What do you stand for as an artist and do you feel the scene is a lot more fake now?

I am a musician. I studied classical music in college and later, as a working musician, I have played many live gigs with bands before starting my DJ career. A musician knows well how music influences positive emotion, engagement, relationships. These days are a lot of fake deejays, fake influencers, fake models, with fake cookies and fake social-media accounts. I don’t hate them but I just can’t understand them. OK, I know, money can buy you fame these days in several different ways. But deep in your heart you will always know that you are a fake, especially because – as somebody said – dignity does not consist in possessing honours, but in deserving them.

Share with us some of the biggest highlights from your career to date? 

My motto has always been, that everyday is a special day. Being thankful develops a positive mindset, especially when we practice it every day. This means that also every composition, every production, every gig is something special, no matter where it is.

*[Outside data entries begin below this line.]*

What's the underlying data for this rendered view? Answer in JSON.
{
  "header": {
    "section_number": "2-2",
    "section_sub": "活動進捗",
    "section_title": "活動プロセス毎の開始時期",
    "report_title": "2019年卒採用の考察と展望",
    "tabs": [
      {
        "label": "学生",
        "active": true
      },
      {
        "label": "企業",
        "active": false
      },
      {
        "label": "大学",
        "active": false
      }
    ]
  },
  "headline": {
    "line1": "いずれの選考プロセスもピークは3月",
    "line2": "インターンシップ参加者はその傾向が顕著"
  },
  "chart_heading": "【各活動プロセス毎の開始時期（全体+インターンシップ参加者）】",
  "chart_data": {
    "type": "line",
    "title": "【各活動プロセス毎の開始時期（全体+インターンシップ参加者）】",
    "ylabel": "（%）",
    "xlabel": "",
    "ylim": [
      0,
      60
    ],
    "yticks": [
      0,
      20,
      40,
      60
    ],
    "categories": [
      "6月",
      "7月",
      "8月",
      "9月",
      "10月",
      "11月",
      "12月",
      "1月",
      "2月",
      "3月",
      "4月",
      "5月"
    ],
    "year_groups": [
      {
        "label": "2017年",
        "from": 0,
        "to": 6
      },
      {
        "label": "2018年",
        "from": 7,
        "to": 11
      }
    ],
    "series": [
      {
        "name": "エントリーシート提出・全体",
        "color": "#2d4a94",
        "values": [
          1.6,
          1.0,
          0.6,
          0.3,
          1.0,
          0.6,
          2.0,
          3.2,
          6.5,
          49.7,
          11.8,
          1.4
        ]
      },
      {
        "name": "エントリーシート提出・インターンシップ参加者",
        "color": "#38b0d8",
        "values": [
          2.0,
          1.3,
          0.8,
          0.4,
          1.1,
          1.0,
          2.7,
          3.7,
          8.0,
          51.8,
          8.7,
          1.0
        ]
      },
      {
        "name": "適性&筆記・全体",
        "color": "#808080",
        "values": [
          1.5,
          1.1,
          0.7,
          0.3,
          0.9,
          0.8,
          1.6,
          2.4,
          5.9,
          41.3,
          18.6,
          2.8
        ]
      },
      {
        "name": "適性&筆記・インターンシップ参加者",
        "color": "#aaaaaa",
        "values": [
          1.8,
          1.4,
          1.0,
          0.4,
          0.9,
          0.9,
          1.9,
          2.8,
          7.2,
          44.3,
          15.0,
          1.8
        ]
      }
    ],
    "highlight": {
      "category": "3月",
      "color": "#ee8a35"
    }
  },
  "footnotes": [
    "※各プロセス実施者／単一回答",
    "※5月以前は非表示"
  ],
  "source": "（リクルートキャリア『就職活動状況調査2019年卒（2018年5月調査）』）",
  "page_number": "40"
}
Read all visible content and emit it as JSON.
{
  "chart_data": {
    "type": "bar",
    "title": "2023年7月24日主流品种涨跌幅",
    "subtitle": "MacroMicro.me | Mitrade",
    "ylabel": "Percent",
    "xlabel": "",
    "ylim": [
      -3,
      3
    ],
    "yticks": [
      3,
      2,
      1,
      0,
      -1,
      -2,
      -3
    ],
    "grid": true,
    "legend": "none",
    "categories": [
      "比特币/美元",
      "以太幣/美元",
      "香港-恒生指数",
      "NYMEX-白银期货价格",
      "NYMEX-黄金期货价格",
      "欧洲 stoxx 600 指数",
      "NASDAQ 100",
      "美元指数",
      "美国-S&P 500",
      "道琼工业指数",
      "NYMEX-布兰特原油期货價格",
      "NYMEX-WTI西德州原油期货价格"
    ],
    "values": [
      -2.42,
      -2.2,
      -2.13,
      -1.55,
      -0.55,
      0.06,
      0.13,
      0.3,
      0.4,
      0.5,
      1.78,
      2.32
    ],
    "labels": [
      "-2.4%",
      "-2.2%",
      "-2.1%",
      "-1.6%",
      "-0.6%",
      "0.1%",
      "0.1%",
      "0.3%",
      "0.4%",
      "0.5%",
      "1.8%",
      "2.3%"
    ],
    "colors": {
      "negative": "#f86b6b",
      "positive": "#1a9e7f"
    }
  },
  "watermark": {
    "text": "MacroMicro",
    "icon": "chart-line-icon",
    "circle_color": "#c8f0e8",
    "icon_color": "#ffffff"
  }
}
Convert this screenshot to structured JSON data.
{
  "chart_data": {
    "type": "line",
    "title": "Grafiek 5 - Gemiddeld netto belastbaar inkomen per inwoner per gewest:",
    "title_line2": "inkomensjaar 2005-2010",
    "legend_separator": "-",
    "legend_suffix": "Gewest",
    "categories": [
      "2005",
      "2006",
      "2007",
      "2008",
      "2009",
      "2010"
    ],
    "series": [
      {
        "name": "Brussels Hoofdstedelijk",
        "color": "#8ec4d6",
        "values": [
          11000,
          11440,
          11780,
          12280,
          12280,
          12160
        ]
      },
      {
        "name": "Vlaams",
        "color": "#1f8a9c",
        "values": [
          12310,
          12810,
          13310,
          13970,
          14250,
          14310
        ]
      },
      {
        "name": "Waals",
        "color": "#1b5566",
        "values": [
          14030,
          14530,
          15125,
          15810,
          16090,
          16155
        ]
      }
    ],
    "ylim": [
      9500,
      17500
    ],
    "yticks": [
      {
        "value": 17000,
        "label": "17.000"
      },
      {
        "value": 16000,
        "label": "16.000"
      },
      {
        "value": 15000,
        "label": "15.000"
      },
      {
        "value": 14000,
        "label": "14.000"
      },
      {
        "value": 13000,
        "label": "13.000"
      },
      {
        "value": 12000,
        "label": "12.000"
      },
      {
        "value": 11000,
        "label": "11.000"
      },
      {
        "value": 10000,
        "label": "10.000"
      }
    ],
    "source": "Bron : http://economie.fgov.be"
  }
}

Let’s face it, great things are done by a series of small things brought together. And they are called hard work, strong daily commitment and the passion you put into your work.

As deejay I played in some of the best clubs of the world, as producer I released tracks on illustrious labels and as remixer I had the honour of remixing some of music’s finest names. Nevertheless, I am still hungry, I enjoy working at my recording studio and at the club and every time is like the first time. And this is my daily biggest highlight.

Tell us more about your latest release that we premiered and who’s been supporting it ?

I think that this is a really cool package. I love both remixers. Of course Dextro’s remix, with his industrial elements is very different than Rich Venom’s one, that is tinged with acid. But at the end both remixes complement each other and bring an added value to the original mixes. “Sigma” EP has received early support from DEAS, Drumcomplex, Forest People, Florian Meindl, Superstrobe, Paula Cazenave, Mladen Tomic, Paco Osuna, ZØE, Alexi Delano.

Talk to us about your DJ setup when you’re performing. 

Well, I started my career as vinyl deejay, then I became a CD deejay and since 4 years I am working with Rekordbox.. so I’m always open to new technical opportunities. And… yes! I have some concrete plans for an integrated live performance. At the moment I am working on a live project together with Thomas Foster, an Austrian producer/musician, who built and customized the innovative multi-touch screen instrument NYX, which to date, remains unique as only one exists worldwide. We hope to be ready before the end of the year in order to perform live together.

Do you have any future project news you want to share?

In addition to the usual studio production, I started recently two tracks of my first album, that will also contain new mixes of old tracks of mine, furthermore I am working on a concept album based on specific works of science fiction, including ambient soundtracks and classical music adaptations.